Petrosino: I wrote most of the poems of Fort Red Border while I lived in Iowa City as a graduate student and in the few years after graduation. Between that book and Witch Wife, I’ve gotten married, started a tenure-track job at the University of Louisville, earned tenure, become Director of the Creative Writing Program in my English department, taught in London and Morocco, climbed (part of) the Great Wall of China, learned to crochet, learned to bake bread, bought a house, started guitar lessons, and eaten a fried bee. There’s an old adage that women in academia are often told. It’s said that every baby you have is a book you don’t write. In my experience, the opposite may be true: that every book I’ve written is a baby I haven’t had. My life is ecstatic and full, but the question of family remains. Witch Wife is about family, nuclear and nebulous. It’s about what happens when the mind will not rest on one side of the question or another; when you must find, within the double dutch of ambivalence, some sort of resting place. What I now know about myself as a writer is that uncertainty is generative of new poems for me.

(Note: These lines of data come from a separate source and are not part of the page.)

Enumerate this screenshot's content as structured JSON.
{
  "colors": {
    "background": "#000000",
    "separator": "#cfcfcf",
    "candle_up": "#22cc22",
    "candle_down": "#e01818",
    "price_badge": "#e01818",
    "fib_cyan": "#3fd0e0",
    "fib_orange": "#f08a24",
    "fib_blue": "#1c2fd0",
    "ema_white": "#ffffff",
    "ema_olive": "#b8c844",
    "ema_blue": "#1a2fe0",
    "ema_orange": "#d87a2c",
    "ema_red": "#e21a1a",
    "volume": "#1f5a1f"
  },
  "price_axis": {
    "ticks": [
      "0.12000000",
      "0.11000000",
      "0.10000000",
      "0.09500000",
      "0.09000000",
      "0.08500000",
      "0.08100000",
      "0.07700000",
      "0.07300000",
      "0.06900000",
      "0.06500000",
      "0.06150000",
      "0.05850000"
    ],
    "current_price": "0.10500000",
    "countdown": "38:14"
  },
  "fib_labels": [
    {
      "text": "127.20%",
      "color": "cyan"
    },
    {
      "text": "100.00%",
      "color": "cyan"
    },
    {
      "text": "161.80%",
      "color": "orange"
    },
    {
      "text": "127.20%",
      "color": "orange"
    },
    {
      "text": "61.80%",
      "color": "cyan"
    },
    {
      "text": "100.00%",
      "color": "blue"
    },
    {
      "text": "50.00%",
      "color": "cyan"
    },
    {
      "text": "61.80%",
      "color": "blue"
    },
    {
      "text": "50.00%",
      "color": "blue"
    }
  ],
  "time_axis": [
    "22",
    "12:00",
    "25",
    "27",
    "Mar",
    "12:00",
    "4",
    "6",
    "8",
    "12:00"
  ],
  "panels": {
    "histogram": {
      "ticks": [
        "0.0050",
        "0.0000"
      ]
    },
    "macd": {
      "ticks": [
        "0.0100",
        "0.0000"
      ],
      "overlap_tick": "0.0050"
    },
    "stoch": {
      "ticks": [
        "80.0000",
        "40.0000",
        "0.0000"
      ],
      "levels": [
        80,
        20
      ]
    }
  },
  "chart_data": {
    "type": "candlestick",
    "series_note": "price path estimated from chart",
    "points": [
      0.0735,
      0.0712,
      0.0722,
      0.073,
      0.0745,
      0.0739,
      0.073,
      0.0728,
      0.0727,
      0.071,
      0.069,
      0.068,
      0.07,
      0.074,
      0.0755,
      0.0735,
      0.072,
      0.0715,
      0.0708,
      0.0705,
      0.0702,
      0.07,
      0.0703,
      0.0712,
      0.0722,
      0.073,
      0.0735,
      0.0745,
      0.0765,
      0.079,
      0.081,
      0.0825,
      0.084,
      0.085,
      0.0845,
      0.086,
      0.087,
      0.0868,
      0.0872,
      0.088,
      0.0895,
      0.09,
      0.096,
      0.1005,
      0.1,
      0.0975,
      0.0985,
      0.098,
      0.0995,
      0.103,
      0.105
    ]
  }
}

Rumpus: What are your favorite words, Kiki Petrosino—conceptually, sonically, both? Top five.

Petrosino: Black, white, home, opal, sweet.

Rumpus: Name your five least favorite words—conceptually, sonically, or both.

Petrosino: I love language too much to have any least favorite words. Any word can become powerful in the right story.

Rumpus: Imagine you’re editing an anthology for release in 2020 called Hindsight Is 2020: A Compendium of Crucial Poets for the First Fifth of the 21st Century. I’d like to know a few of the poets whose work you’d include in this volume, and if you’re inclined, a few of the specific poems. And let’s say you have a co-editor who wants to include one of your poems in the anthology, as is only fitting, but this editor asks you to choose the poem from your own body of work to date. Which poem would of your own would you choose, and why?

Petrosino: I like to teach whole books of poetry, so this anthology would be multi-volume! Here are just a few voices I would include:

Shane McCrae, Blood
Lauren Haldeman, Instead of Dying
Camille Dungy, Suck on the Marrow
Srikanth Reddy, Facts for Visitors
Mary Szybist, Incarnadine
Katie Ford, Colosseum
Anne Carson, Nox

As for me, I’d choose my poem, “Europe,” from Witch Wife, a piece which (to date) has not found a home in any magazine, but for which I feel an affection I can’t get to the bottom of. It’s a loose villanelle that goes back and forth in time. And it’s about a real, recurring dream of mine. It may be my most autobiographical poem, and I’m not even there. Not really.

Rumpus: I’m intrigued! Might we have a taste of the poem in closing?

Petrosino: Here are the first two stanzas:

Every night, I go back to your house
behind the abandoned caserma, where once
I wept in my clothes on the street.

Your same window with its rolling blinds.
Same diesel smell. Same birds on the roof.
Every night, I go back to your house.